I didn’t think of it that way — I had no interest in wearing PVC pants or red lipstick — but my friend had a point. I’d begun buying British import 12-inch singles and listening mainly to songs about rain, murder, the undead and other hilarious topics. As the man once said, I wore black on the outside, ’cause black was how I felt on the inside.
Goth’s other appeal was sexual. Some of my friends grew up fantasizing about Marcia Brady, but my TV crushes were dark-haired women with dark moods. I was in love with Morticia Addams and Lily Munster — even in Goth sitcoms, the wife is hotter than the husband. To me, Ally Sheedy was clearly the hot one in The Breakfast Club, not Molly Ringwald.

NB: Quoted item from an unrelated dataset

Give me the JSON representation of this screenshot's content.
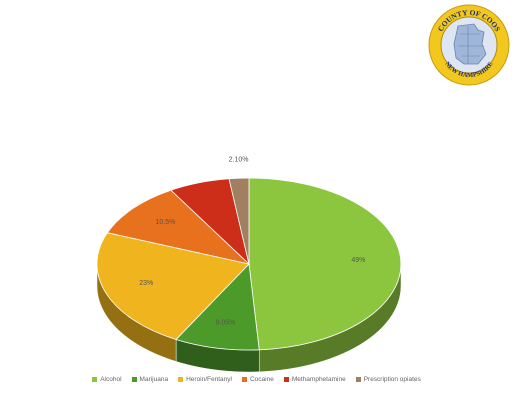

I thought about those years recently, because I’ve started listening to Depeche Mode again. It’s all well and good to sing “I think that God’s got a sick sense of humor” or “Let’s play master and servant” when you’re in your 20s and bondage gear is something that looks good on you, as opposed to something you’re wearing only because you lost the key. But the band’s singer, Dave Gahan, is 61 years old. Where’s the dignity? Maybe it’s time to retire or take up jazz.
Is there an age at which you have to admit you’re no longer an outlaw and just accept that you’re in your New Balance years? When I was in my 20s, I started shopping in vintage stores. My mother was horrified: “You’re wearing SOMEONE ELSE’S SHIRT? I’ll buy you a shirt.” I thrifted Hawaiian shirts, bowling shirts, all worn ironically.
I’ve kept a few of those clothes, including a few that will never fit again. But at some point, I felt self-conscious about wearing them. Once you’re the same age as vintage clothes, isn’t it time to stop wearing them?
I decided that, based on my love of “Policy of Truth” and “Never Let Me Down Again,” I owed something to Depeche Mode, so I listened to their new album, Memento Mori. It’s hard to believe, but they sound more cold and Germanic than ever. I would not have been surprised if Dave Gahan had shouted, “Now is the time on Sprockets when we dance.”
But when I paid attention to the lyrics, which Gahan croons in a kind of undead-Sinatra voice, I noticed lots of angels, ghosts, river crossings and other death-related images. The songs aren’t about disrupting the world, but about making sense of loss and drawing nearer to the day when you croak.
Sure, post-adolescence is Goth. But so is middle age. The two phases are pretty similar, though the reasons for melancholy change. I don’t have to worry about acne anymore, so instead, I’m despondent about ear hair. An obsession with death and the afterlife makes more sense when the generation ahead of you has passed on — or is that much closer to doing so — and you’re nearing your own expiration date.
In adolescence, doom is a constructed feeling, but in middle age, it feels more like steeling yourself for the inevitable. Ennui isn’t just a pose anymore; it’s being realistic about what comes next.
There are two stages of life when your body changes in ways you can’t control: adolescence and middle age. If Goth is something you grow out of, it’s also something you can grow back into. Maybe I’ll head over to London and get a new haircut at Antenna.